Production Caching Strategy

python

class ProductionCacheStrategy:
    def __init__(self):
        self.redis_cache = RedisLLMCache()
        self.semantic_cache = SemanticCache()
        self.kv_cache_manager = None  # Set when model is loaded

    def multi_level_lookup(
        self,
        prompt: str,
        model_name: str,
        params: Dict
    ) -> Optional[str]:
        """
        Multi-level cache lookup:
        1. Exact match (Redis)
        2. Semantic match (embeddings)
        3. KV cache (for prefixes)
        """

        # Level 1: Exact match in Redis
        exact_match = self.redis_cache.get(prompt, model_name, params)
        if exact_match:
            print("L1 Cache HIT (exact)")
            return exact_match

        # Level 2: Semantic match
        semantic_match = self.semantic_cache.get(prompt)
        if semantic_match:
            response, similarity = semantic_match
            print(f"L2 Cache HIT (semantic, similarity: {similarity:.3f})")

            # Also cache in Redis for faster future lookups
            self.redis_cache.set(prompt, model_name, params, response)
            return response

        # Level 3: KV cache will be used during generation
        print("Cache MISS - Will use KV cache during generation")
        return None

    def cache_response(
        self,
        prompt: str,
        response: str,
        model_name: str,
        params: Dict
    ):
        """Cache at all levels"""

        # Cache in Redis
        self.redis_cache.set(prompt, model_name, params, response)

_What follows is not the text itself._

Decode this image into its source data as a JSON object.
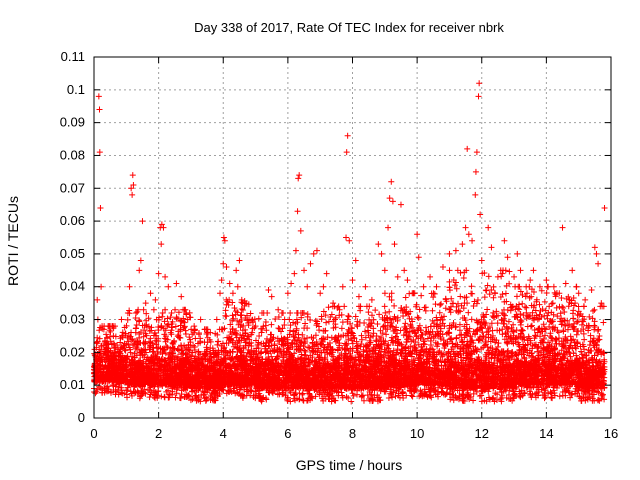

        # Cache in semantic cache
        self.semantic_cache.set(prompt, response)

Quiz

Test your understanding of caching strategies:

Summary

In this lesson, you learned:

Cache layers: Response cache, KV cache, and semantic cache
Prefix caching: Optimize repeated system prompts and few-shot examples
KV cache management: Sliding windows and memory optimization
Redis caching: Distributed caching for production systems
Semantic caching: Match similar prompts using embeddings

Effective caching can reduce inference costs by 50-90% in production LLM applications while improving response times.